Евгений Сухов - За пределом беспредела
– Вынесите из спортзала эту падаль, – распорядился Редченко, – не хочу, чтобы они портили мне представление. Нападайте! – крикнул он.
Подскочившие пехотинцы мгновенно схватили белобрысого за ноги и поволокли к выходу. Он выплюнул на пол зубы и сгустки крови и был безжалостно выброшен за дверь спортзала. Потом так же потащили к двери курчавого, и Славик слышал, как колотится его голова о дощатый пол. Неужели парень совершенно откинул копыта?
С лица Колина не сходила зловещая самодовольная улыбка. Для него происходившее было всего лишь развлечением.
Немного позади Горыныча, слегка набычившись, стоял круглолицый парень. На его лице угадывалось смятение – он явно не подозревал, что экзамен окажется столь суровым.
Николай был сторонником жесткого контакта и не признавал никаких перчаток. Фаланги его тренированных пальцев покрылись жесткими мозолями, и кулак напоминал палицу первобытного человека. Такая штуковина ломала переносицу с одного удара. Колян отступил на два шага и сжатым кулаком поманил к себе Горыныча и круглолицего.
– Контакт в полную силу, – предупредил Колян, – если, конечно не хотите, чтобы мои парни использовали вас вместо боксерских груш.
Предупреждение прозвучало весьма грозно.
Первым ударил круглолицый. Удар с правой был прямой и очень хлесткий, однако не достиг цели.
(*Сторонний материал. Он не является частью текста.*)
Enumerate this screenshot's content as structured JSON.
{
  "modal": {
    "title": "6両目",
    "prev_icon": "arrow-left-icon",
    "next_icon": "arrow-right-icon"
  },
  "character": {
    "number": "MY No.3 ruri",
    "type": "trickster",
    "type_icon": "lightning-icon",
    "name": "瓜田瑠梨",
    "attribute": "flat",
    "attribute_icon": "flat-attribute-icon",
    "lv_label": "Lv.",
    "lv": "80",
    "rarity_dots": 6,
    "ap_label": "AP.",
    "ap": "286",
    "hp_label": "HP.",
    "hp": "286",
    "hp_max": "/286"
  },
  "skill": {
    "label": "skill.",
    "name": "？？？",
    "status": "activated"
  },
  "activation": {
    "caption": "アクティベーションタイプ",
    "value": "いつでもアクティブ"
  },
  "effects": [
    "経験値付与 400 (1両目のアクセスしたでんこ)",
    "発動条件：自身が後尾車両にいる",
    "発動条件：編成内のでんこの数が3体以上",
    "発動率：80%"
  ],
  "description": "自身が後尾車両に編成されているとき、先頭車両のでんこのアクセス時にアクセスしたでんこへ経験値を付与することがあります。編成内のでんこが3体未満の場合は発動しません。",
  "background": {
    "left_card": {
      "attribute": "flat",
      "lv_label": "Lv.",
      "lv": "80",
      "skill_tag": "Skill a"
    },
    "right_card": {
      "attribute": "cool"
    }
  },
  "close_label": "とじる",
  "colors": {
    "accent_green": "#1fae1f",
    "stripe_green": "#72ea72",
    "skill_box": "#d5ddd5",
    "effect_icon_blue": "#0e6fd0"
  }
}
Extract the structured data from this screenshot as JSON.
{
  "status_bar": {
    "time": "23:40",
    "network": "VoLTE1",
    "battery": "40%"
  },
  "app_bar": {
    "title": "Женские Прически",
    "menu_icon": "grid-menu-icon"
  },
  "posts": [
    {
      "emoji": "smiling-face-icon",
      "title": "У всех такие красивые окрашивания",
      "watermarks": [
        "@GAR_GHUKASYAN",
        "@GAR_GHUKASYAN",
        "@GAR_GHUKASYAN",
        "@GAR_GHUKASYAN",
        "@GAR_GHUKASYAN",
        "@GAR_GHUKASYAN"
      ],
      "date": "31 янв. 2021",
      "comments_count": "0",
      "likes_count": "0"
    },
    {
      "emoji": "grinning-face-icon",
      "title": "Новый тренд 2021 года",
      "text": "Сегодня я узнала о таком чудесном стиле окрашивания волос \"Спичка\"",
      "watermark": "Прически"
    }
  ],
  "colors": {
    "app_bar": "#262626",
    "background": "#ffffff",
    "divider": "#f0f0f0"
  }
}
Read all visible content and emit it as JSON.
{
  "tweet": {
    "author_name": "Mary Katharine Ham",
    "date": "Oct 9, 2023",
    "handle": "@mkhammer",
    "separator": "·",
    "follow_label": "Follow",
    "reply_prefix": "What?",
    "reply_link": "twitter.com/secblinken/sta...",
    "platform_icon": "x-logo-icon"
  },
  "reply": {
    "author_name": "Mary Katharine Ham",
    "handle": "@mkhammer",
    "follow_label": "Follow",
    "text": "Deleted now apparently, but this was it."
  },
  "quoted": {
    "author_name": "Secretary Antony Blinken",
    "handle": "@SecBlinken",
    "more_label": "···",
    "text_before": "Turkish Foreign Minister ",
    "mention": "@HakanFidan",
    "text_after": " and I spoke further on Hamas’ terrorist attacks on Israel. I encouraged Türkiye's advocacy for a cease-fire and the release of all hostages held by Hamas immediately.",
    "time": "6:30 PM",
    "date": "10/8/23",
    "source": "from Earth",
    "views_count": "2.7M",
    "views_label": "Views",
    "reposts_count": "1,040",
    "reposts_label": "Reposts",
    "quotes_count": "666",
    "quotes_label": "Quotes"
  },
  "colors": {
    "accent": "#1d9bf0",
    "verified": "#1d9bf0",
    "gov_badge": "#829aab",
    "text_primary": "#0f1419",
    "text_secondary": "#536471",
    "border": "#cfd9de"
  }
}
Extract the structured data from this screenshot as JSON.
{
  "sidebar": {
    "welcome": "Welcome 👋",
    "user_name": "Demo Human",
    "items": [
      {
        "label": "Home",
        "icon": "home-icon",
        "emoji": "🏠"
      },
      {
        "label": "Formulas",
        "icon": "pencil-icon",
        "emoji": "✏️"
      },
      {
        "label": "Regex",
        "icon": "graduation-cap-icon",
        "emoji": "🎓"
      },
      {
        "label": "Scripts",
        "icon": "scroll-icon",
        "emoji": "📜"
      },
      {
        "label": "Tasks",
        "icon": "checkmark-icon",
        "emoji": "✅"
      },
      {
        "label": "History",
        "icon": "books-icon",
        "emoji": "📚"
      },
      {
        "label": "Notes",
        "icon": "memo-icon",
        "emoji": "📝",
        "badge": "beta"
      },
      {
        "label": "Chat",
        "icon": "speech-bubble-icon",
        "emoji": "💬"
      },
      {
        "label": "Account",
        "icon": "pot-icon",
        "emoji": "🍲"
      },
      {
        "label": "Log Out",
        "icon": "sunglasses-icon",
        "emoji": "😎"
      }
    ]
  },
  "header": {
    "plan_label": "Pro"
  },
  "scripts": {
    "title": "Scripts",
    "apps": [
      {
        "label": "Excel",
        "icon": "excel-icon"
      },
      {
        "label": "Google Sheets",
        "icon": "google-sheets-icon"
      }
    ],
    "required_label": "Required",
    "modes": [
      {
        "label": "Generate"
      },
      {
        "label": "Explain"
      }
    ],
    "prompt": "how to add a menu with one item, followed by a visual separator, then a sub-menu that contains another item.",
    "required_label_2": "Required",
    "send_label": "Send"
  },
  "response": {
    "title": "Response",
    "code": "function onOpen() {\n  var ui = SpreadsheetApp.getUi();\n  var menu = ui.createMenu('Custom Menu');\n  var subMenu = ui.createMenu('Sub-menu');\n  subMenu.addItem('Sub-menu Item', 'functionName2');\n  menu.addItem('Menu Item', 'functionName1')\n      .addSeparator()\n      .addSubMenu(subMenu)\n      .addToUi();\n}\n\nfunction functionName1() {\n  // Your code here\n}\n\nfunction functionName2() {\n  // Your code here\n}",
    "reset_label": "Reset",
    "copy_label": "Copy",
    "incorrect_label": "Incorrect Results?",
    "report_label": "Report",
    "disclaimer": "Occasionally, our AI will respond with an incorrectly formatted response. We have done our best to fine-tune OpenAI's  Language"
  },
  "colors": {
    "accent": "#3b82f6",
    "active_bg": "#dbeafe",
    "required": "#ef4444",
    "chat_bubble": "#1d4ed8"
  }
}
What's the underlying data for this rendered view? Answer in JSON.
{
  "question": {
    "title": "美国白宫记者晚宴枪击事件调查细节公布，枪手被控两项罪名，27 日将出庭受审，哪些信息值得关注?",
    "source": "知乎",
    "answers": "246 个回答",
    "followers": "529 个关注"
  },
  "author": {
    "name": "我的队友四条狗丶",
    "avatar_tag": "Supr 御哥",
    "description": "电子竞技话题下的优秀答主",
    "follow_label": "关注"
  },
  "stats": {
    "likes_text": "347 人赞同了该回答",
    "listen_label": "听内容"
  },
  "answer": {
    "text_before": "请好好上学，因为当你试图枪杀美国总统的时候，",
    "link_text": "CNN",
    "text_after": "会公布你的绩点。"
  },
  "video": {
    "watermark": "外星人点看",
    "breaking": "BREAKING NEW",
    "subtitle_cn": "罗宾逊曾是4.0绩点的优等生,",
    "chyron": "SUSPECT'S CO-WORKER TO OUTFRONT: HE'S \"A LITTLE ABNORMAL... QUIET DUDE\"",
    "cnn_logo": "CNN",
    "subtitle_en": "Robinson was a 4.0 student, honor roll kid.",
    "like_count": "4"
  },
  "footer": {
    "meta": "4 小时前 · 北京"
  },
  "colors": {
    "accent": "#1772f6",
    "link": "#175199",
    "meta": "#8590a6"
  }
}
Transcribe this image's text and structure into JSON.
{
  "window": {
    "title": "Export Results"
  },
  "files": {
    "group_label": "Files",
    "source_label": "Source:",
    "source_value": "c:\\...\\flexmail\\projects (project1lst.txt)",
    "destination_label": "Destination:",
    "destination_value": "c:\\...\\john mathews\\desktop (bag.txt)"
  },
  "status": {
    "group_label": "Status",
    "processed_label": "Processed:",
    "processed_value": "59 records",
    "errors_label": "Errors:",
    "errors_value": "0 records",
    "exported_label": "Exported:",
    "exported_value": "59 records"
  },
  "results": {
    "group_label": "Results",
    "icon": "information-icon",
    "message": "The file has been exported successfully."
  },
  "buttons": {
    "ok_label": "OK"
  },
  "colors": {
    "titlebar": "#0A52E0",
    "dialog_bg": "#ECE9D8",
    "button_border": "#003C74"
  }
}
Колян поднял руку, и кулак круглолицего угодил в подставленное мускулистое предплечье бригадира. В следующую секунду парень ударил с левой, и вновь Колян выбросил вперед руку. Кулак снова скользнул по плечу и ушел в пустоту.
– А-a!!! – неожиданно заорал круглолицый и яростно принялся наносить удары попеременно то с правой, то с левой.
– Вот-вот, отлично! – похвалил Колян.
С его лица не сходила благодушная улыбка. Происходящее забавляло его. Он чувствовал себя совершенно неуязвимым.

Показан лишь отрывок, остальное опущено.